- Cutting-edge technology, quite literally
- New glass heals itself in half a minute at room temperature
- No more US$300 bills to mend a cracked screen
- Eco-friendly sustainability
One the banes of modern life is the smashed or cracked screen on a smartphone or tablet. Research has shown that at any time, in the UK at least 21 per cent of all smartphone owners have devices with cracked and broken screens. And it costs about US$300 to replace a top-of-the-range smartphone display.
Although most touchscreen devices are fitted with durable toughened protective glass we all know how easily they can be broken simply by being dropped a few feet or knocked off a table or desk onto a hard floor. Manufacturers spend a lot of time and R&D money on improving the strength of device screens but advances have been incremental rather than revolutionary - until now. Scientists in Japan have discovered a new polymer compound that can heal itself when broken! And they did it by accident!!
The new material is a low molecular weight polymer called polyether-thioureas, or sticky glass, that can automatically repair itself when it is cracked. What's more it can do so at ordinary room temperature, by normal hand pressure alone and within 30 seconds.
Various forms of self-healing rubber and plastics have been developed in the past by they have been largely unsuccessful except in very specific and specialist cases, not least because to "heal" they require intense pressure and high temperatures of 120 C or more. Polyether-thioureas mends itself at 21 C and simply by being pushed together manually.
The new material was discovered by accident by Japanese scientists researching new adhesive technologies and systems. Post-graduate student Yu Yanagisawa at the Department of Chemistry and Biotechnology in the University of Tokyo’s School of Engineering and the Riken Centre of Material Science, found that when the surface of the new polymer is cut the broken edges will re-adhere to one another simply by being manually pushed back together and held for half a minute or so.
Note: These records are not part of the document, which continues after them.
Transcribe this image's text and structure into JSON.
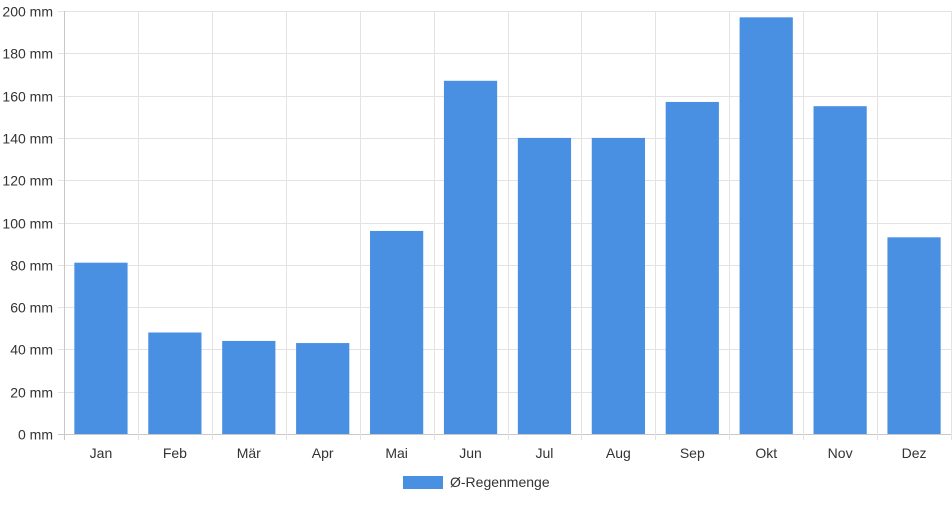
{
  "chart_data": {
    "type": "bar",
    "categories": [
      "Jan",
      "Feb",
      "Mär",
      "Apr",
      "Mai",
      "Jun",
      "Jul",
      "Aug",
      "Sep",
      "Okt",
      "Nov",
      "Dez"
    ],
    "series": [
      {
        "name": "Ø-Regenmenge",
        "values": [
          81,
          48,
          44,
          43,
          96,
          167,
          140,
          140,
          157,
          197,
          155,
          93
        ],
        "color": "#4a90e2"
      }
    ],
    "yunit": "mm",
    "ylim": [
      0,
      200
    ],
    "yticks": [
      0,
      20,
      40,
      60,
      80,
      100,
      120,
      140,
      160,
      180,
      200
    ],
    "ytick_labels": [
      "0 mm",
      "20 mm",
      "40 mm",
      "60 mm",
      "80 mm",
      "100 mm",
      "120 mm",
      "140 mm",
      "160 mm",
      "180 mm",
      "200 mm"
    ],
    "grid": true,
    "legend_position": "bottom-center"
  }
}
What's more, the re-fused polymer completely recovers all its original strength and other properties within two hours of the healing process taking place.
The new material, described in the latest edition of the academic journal "Science" is said to be low-molecular weight polymer with cross-linked hydrogen bonds that exhibit properties that are almost the exact opposite to those pertaining to conventional glass. Ordinary glass has a high molecular weight and is crystalline which makes it very difficult to mend breaks by re-aligning crystals without the applying heat and effecting a 'healing' at very high temperatures of at least 120 C.
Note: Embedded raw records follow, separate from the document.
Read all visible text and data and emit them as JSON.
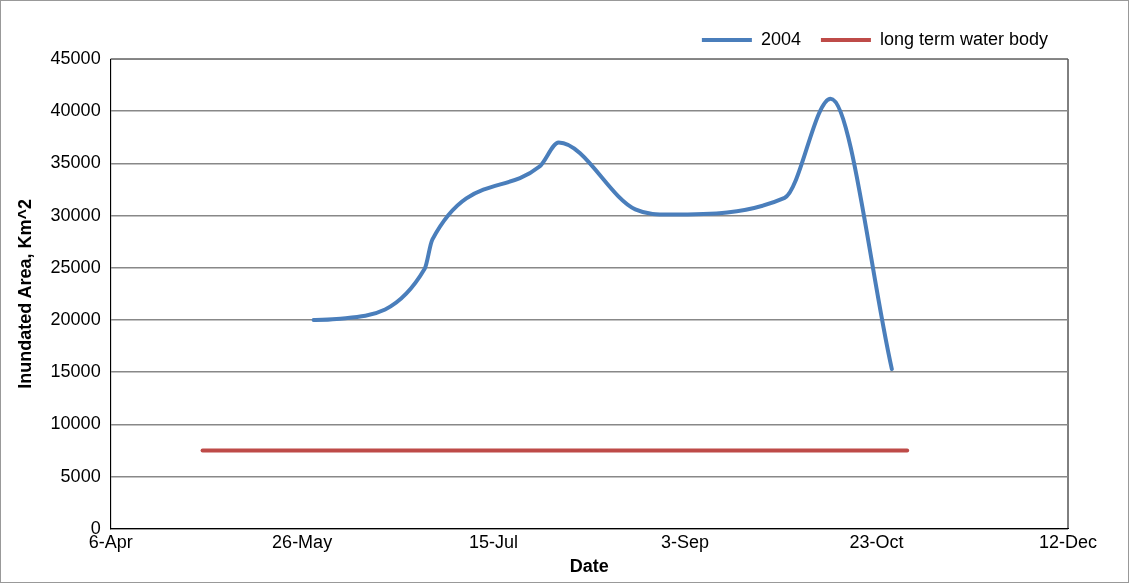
{
  "chart_data": {
    "type": "line",
    "xlabel": "Date",
    "ylabel": "Inundated Area, Km^2",
    "xlim": [
      "2004-04-06",
      "2004-12-12"
    ],
    "xticks": [
      {
        "value": "2004-04-06",
        "label": "6-Apr"
      },
      {
        "value": "2004-05-26",
        "label": "26-May"
      },
      {
        "value": "2004-07-15",
        "label": "15-Jul"
      },
      {
        "value": "2004-09-03",
        "label": "3-Sep"
      },
      {
        "value": "2004-10-23",
        "label": "23-Oct"
      },
      {
        "value": "2004-12-12",
        "label": "12-Dec"
      }
    ],
    "ylim": [
      0,
      45000
    ],
    "yticks": [
      0,
      5000,
      10000,
      15000,
      20000,
      25000,
      30000,
      35000,
      40000,
      45000
    ],
    "grid": "y",
    "legend": "top right",
    "marker": "none",
    "line_style": "solid",
    "series": [
      {
        "name": "2004",
        "color": "#4a7ebb",
        "x": [
          "2004-05-29",
          "2004-06-04",
          "2004-06-27",
          "2004-06-29",
          "2004-07-27",
          "2004-08-01",
          "2004-08-21",
          "2004-08-30",
          "2004-09-29",
          "2004-10-11",
          "2004-10-27"
        ],
        "values": [
          20000,
          20100,
          24900,
          27700,
          34700,
          37000,
          30600,
          30100,
          31700,
          41200,
          15300
        ]
      },
      {
        "name": "long term water body",
        "color": "#be4b48",
        "x": [
          "2004-04-30",
          "2004-10-31"
        ],
        "values": [
          7500,
          7500
        ]
      }
    ]
  }
}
On the other hand, the hydrogen bonding exhibited in polymer-thioureas occur in a regular saw-tooth pattern throughout the material permitting even repairs without irregular crystallisation. Thus pieces of the "glass" will easily stick together and return to normal configuration, appearance and transparency after they have been damaged.
Yu Yanagisawa told the Japanaese national broadcaster NHK that he couldn't believe his eyes when he first saw the compound heal itself and repeated his experiments many times to confirm his discovery before telling the team leader Professor Takuzo Aida about it. The discovery is written-up in detail in an an academic paper catchily entitled, "Mechanically robust, readily repairable polymers via tailored non-covalent cross-linking."
Mr. Yanagisawa added, "I hope the repairable glass becomes a new environment-friendly material that avoids the need to be thrown away if broken." Don't we all?